Wednesday, August 3, 2016

“Now if any one will seriously consider the benefits which flow from the Eucharist he will understand that conspicuous and chief among them all is that in which the rest, without exception, are included; in a word it is for men the source of life, of that life which best deserves the name. ‘The bread which I will give is my flesh, for the life of the world’ (St. John vi., 52). In more than one way, as We have elsewhere declared, is Christ ‘the life.’ He Himself declared that the reason of His advent among men was this, that He might bring them the assured fulness of a more than merely human life. ‘I am come that they may have life, and may have it more abundantly’ (St. John x., 10). Everyone is aware that no sooner had ‘the goodness and kindness of God our Saviour appeared’ (Tit. iii., 4), than there at once burst forth a certain creative force which issued in a new order of things and pused through all the veins of society, civil and domestic.

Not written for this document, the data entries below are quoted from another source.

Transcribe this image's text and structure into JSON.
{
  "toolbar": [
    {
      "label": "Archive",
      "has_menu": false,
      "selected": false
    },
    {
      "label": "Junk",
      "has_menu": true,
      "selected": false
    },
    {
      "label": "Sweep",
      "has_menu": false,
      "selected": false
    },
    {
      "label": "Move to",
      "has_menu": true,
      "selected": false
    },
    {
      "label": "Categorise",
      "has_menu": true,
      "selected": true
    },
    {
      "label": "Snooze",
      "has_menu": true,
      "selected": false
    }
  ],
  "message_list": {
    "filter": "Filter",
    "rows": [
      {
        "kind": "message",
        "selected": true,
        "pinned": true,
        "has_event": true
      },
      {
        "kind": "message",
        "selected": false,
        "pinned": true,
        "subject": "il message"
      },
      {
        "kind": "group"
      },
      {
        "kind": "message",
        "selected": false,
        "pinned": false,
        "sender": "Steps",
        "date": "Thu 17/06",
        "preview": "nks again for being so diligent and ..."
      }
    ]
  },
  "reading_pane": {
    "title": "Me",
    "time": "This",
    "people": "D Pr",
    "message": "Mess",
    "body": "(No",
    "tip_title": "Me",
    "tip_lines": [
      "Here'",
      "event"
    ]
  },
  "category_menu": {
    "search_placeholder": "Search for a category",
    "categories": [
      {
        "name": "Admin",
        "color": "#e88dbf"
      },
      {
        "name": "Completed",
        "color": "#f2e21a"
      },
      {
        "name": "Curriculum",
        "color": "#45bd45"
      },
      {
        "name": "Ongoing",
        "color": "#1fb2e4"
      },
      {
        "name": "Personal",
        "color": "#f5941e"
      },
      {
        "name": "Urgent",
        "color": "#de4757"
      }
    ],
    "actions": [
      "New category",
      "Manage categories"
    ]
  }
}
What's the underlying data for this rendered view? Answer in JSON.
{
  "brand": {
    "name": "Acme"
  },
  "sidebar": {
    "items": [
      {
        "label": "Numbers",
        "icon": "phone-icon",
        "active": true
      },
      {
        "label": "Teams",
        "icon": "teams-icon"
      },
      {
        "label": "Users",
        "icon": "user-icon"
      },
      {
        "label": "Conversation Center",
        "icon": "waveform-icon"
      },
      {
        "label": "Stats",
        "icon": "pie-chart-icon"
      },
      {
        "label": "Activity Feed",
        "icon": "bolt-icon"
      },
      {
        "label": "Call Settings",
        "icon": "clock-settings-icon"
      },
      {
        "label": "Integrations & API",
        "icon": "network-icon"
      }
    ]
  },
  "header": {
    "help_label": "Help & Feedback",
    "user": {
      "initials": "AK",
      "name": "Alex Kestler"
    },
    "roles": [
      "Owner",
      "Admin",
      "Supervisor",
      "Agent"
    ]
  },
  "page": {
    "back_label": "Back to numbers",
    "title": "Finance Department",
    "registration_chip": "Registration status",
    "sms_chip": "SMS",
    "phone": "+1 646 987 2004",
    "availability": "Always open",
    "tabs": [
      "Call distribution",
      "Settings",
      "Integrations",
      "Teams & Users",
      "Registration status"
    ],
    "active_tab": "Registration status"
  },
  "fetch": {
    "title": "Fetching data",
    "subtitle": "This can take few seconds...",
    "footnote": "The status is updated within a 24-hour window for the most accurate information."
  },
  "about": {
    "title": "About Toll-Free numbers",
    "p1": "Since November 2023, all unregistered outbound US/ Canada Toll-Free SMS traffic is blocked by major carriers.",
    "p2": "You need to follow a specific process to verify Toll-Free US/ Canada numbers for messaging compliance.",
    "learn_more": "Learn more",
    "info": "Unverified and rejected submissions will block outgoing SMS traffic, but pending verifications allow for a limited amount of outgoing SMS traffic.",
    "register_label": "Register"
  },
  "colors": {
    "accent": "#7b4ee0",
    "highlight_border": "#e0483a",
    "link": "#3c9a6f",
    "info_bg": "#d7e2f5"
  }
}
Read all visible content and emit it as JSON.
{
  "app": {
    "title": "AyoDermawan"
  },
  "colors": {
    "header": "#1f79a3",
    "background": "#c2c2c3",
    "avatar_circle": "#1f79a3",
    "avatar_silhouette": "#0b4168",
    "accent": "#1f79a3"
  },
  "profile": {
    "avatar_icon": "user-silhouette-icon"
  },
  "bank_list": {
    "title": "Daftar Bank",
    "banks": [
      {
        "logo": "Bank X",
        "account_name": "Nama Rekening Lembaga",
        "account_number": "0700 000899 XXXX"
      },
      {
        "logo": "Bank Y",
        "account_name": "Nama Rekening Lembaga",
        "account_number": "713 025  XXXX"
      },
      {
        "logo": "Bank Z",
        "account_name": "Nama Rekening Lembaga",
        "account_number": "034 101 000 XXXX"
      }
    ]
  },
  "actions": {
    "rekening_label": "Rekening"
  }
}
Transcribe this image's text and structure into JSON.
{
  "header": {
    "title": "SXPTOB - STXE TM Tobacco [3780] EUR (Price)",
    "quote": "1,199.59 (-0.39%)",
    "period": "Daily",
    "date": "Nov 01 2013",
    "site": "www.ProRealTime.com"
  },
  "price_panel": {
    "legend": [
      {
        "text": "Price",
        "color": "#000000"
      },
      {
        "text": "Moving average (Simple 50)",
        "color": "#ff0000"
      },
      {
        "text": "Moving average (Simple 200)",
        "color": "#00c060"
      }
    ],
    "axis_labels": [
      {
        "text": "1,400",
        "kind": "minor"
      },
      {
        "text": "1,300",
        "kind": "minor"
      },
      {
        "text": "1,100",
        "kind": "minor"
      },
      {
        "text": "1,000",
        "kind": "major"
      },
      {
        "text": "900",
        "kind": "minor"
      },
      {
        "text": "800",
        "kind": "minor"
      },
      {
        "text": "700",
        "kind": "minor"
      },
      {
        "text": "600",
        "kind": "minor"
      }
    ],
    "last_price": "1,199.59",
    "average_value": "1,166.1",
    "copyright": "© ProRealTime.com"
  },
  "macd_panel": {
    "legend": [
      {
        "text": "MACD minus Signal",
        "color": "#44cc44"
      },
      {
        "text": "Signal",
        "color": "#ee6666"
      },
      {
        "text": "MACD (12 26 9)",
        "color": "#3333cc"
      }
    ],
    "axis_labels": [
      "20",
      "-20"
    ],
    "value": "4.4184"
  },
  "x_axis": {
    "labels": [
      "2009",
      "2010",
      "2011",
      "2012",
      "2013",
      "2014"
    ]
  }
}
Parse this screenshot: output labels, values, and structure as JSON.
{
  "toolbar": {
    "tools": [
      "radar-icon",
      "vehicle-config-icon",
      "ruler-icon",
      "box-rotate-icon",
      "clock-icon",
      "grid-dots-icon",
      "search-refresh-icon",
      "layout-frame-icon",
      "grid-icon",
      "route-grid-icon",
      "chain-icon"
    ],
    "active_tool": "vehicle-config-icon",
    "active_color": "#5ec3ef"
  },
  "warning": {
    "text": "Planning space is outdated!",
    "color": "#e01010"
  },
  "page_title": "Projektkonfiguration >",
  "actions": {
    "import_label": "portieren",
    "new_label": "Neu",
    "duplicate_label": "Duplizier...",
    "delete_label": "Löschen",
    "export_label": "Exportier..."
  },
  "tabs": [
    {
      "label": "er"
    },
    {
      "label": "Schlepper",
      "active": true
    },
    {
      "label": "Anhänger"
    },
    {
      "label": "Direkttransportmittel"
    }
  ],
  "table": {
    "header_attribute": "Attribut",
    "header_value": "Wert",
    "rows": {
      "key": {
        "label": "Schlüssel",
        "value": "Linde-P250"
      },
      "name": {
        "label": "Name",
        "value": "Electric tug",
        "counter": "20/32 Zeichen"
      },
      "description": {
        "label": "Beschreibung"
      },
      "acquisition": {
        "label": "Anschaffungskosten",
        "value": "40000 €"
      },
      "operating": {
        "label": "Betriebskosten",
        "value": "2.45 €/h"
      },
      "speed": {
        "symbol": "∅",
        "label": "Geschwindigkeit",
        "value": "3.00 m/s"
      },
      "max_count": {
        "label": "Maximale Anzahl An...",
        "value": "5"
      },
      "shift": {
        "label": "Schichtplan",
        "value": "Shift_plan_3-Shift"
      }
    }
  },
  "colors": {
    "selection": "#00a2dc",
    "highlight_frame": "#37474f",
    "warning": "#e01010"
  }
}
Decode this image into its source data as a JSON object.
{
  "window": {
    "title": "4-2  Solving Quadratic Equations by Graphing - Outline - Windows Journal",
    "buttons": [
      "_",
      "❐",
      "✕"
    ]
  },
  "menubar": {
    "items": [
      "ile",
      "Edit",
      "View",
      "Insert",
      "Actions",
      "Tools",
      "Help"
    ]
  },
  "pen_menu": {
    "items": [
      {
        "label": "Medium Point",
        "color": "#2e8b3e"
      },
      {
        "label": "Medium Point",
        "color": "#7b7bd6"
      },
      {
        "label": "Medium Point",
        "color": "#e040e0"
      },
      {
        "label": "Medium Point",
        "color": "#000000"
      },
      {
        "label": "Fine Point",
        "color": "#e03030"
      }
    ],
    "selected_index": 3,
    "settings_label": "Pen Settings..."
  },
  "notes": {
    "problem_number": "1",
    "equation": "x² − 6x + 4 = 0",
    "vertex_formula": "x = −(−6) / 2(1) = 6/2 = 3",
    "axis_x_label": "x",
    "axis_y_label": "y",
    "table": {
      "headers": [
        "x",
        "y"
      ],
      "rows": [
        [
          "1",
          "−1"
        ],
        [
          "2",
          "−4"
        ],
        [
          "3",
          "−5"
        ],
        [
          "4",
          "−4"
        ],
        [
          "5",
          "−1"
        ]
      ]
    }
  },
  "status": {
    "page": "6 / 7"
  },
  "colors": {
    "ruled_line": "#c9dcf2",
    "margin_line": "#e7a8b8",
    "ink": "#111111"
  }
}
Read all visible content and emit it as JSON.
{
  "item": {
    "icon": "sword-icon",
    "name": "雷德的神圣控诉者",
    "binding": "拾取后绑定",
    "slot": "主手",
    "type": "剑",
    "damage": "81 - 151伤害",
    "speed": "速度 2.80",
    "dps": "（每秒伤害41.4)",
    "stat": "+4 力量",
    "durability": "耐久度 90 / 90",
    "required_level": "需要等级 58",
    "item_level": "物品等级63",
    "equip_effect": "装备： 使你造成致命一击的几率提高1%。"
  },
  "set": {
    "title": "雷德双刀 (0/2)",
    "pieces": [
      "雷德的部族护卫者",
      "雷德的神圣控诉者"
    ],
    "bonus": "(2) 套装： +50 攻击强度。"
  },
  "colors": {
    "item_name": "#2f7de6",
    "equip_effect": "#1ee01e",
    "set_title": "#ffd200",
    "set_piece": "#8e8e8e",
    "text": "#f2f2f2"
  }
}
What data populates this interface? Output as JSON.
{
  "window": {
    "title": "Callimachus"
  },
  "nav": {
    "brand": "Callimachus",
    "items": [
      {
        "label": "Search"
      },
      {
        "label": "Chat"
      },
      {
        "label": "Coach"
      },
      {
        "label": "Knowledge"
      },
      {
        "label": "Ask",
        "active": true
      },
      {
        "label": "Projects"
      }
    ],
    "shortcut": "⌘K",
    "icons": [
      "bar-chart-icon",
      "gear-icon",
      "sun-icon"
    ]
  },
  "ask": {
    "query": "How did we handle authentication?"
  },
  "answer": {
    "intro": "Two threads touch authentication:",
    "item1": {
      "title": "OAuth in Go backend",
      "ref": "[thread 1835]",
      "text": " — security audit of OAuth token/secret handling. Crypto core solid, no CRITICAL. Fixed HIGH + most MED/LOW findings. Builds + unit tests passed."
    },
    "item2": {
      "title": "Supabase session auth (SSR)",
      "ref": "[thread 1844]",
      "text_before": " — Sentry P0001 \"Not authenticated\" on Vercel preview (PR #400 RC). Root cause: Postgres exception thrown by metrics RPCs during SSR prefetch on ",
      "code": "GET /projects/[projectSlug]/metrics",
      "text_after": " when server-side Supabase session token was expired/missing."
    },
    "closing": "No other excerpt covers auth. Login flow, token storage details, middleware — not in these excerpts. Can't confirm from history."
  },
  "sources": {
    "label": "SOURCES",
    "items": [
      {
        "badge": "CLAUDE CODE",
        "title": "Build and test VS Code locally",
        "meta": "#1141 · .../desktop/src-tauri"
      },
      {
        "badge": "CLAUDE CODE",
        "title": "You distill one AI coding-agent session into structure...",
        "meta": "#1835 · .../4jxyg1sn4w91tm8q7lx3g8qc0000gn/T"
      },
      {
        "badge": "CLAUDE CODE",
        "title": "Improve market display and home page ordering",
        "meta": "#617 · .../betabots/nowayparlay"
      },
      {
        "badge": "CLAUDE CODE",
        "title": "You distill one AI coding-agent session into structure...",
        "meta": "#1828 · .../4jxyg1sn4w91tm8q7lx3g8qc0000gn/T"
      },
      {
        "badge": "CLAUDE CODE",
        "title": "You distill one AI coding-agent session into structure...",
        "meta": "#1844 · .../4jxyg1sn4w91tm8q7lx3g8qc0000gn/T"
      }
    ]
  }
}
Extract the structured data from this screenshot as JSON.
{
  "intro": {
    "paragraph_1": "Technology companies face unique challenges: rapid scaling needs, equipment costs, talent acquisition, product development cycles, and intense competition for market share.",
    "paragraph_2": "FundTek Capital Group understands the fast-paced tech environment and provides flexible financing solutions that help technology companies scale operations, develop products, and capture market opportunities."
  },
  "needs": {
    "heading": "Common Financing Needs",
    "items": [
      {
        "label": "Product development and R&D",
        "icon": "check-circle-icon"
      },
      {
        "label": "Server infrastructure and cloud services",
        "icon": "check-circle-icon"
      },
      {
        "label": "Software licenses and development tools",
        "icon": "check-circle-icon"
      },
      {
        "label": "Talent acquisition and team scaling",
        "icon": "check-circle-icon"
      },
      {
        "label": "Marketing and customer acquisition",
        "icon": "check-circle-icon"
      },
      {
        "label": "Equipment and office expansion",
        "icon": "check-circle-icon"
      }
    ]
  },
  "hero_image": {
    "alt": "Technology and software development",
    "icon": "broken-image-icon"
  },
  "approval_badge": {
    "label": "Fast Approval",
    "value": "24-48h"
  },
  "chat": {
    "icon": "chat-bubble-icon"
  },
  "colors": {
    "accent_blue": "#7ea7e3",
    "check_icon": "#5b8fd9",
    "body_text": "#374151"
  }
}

Hence arose new relations between man and man; new rights and new duties, public and private; henceforth a new direction was given to government, to education, to the arts; and most important of all, man's thoughts and energies were turned towards religious truth and the pursuit of holiness. Thus was life communicated to man, a life truly heavenly and divine. And thus we are to account for those expressions which so often occur in Holy Writ, ‘the tree of life,’ ‘the word of life,’ ‘the book of life,’ ‘the crown of life,’ and particularly ‘the bread of life.’” Pope Leo XIII, Mirae Caritatis, May 28, 1902, par.